These are indeed two problems, but I have given up on the session side as I 
have adequately tested it.  It doesn't work, but we also don't need it any 
more, so the whole thing is moot.
We do want to use Websockets which will behave unexpectedly in a clustered 
environment if Adobe doesn't have the two servers communicating with eachother. 
However, just like you can maintain your own session/user state with your own 
code and data store, you can maintain sync of subscribers and communicated 
messages between servers with custom code and data store.
I was curious if anyone had used Websockets in a clustered environment and had 
tackled this issue with some undocumented feature.

Charlie Arehart <[email protected]> wrote:


But let's be clear: I didn't ask for confirmation of session replication. I
was just talking about what seemed was a more potentially fundamental
problem of whether sessions were being kept at all. So I was being more
specific in my question : what do you see when you dump the session struct?

A) Do you see any value in the session struct at all? (It's possible that
the code is running in a directory where the controlling application.cfc or
cfm does not even enable sessionmanagement.)

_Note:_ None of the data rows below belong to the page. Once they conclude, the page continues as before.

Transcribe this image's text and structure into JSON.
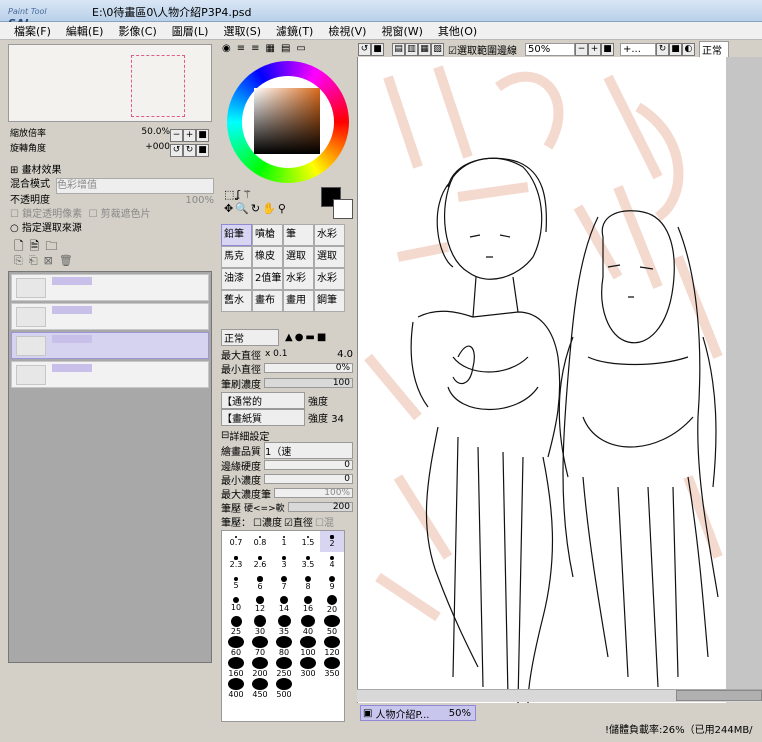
{
  "window": {
    "logo_small": "Paint Tool",
    "logo": "SAI",
    "file_path": "E:\\0待畫區0\\人物介紹P3P4.psd"
  },
  "menu": [
    "檔案(F)",
    "編輯(E)",
    "影像(C)",
    "圖層(L)",
    "選取(S)",
    "濾鏡(T)",
    "檢視(V)",
    "視窗(W)",
    "其他(O)"
  ],
  "navigator": {
    "zoom_label": "縮放倍率",
    "zoom_value": "50.0%",
    "angle_label": "旋轉角度",
    "angle_value": "+000"
  },
  "layer_panel": {
    "texture_effect": "畫材效果",
    "blend_label": "混合模式",
    "blend_value": "色彩增值",
    "opacity_label": "不透明度",
    "opacity_value": "100%",
    "protect_alpha": "鎖定透明像素",
    "clipping": "剪裁遮色片",
    "selection_source": "指定選取來源",
    "layers": [
      {
        "name": "",
        "selected": false
      },
      {
        "name": "",
        "selected": false
      },
      {
        "name": "",
        "selected": true
      },
      {
        "name": "",
        "selected": false
      }
    ]
  },
  "tools": {
    "brushes": [
      "鉛筆",
      "噴槍",
      "筆",
      "水彩",
      "馬克",
      "橡皮",
      "選取",
      "選取",
      "油漆",
      "2值筆",
      "水彩",
      "水彩",
      "舊水",
      "畫布",
      "畫用",
      "鋼筆"
    ],
    "blend_mode": "正常",
    "max_size_label": "最大直徑",
    "max_size_mult": "x 0.1",
    "max_size_value": "4.0",
    "min_size_label": "最小直徑",
    "min_size_value": "0%",
    "density_label": "筆刷濃度",
    "density_value": "100",
    "shape_select": "【通常的",
    "shape_strength": "強度",
    "shape_strength_value": "",
    "texture_select": "【畫紙質",
    "texture_strength": "強度",
    "texture_strength_value": "34",
    "detail_header": "詳細設定",
    "quality_label": "繪畫品質",
    "quality_value": "1（速",
    "edge_hardness_label": "邊緣硬度",
    "edge_hardness_value": "0",
    "min_density_label": "最小濃度",
    "min_density_value": "0",
    "max_density_pressure_label": "最大濃度筆",
    "max_density_pressure_value": "100%",
    "pen_pressure_label": "筆壓",
    "pen_pressure_mid": "硬<=>軟",
    "pen_pressure_value": "200",
    "pressure_label": "筆壓：",
    "pressure_density": "濃度",
    "pressure_size": "直徑",
    "pressure_blend": "混",
    "brush_sizes": [
      "0.7",
      "0.8",
      "1",
      "1.5",
      "2",
      "2.3",
      "2.6",
      "3",
      "3.5",
      "4",
      "5",
      "6",
      "7",
      "8",
      "9",
      "10",
      "12",
      "14",
      "16",
      "20",
      "25",
      "30",
      "35",
      "40",
      "50",
      "60",
      "70",
      "80",
      "100",
      "120",
      "160",
      "200",
      "250",
      "300",
      "350",
      "400",
      "450",
      "500",
      "",
      ""
    ]
  },
  "canvas_toolbar": {
    "anti_alias_label": "選取範圍邊線",
    "zoom": "50%",
    "angle": "+...",
    "mode": "正常"
  },
  "status": {
    "doc_tab": "人物介紹P...",
    "doc_zoom": "50%",
    "memory": "!儲體負載率:26%（已用244MB/"
  }
}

B) More important, I was asking whether the dump of the session scope show
the cfid/cftoken or jsessionid (if using j2ee sessions) changing on each
refresh of that page doing the dump? If so, then clearly no session key is
being passed in, and that would explain why it's not being persisted over
multiple requests.

You did say originally, "I wanted to test session data communication between
the two for failover reasons, but it just didn't work." Perhaps I should
ask: by "sessions data communication", do you really mean CF session
management? If not, perhaps we are just talking past each other. :-)

You then said, "I'm starting to think it doesn't actually work, and that I
will have to write websockets that exchange data between the servers to keep
everything in sync." Well, if you meant sessions, and if you find that the
sessionid changes on each request, then it seems yes you would need to take
extra steps to "exchange data" (session ids) to "keep everything in sync".

But you then mention in the last note checking for session replication.
That's an entirely different subject. If you confirmed above that sessions
were indeed being kept on a given request, then the next question (without
respect to web sockets, really) of whether the two instances were
replicating sessions. If you take websockets out of the equation, do you see
whether sessions are being replicated between the instances? If not, there
can be any number of explanations for that.

But those really are two different problems. Let's hear what you think about
the above and we can proceed based on that.

/charlie


-----Original Message-----
From: [email protected] [mailto:[email protected]] On Behalf
Of Kier Simmons
Sent: Tuesday, August 27, 2013 11:25 PM
To: [email protected]
Subject: Re: [Possible SPAM] RE: [houcfug] Using Websockets in a Clustered
Environment

Yes. We dumped and monitored to see if there was any data replication from
sessions across servers in the cluster. There was not. Websockets so not use
session management. Essentially you subscribe to a Websocket, and it
responds to subscribers when a change is made. However, I can't find any
evidence of CF10 managing these subscriptions across servers.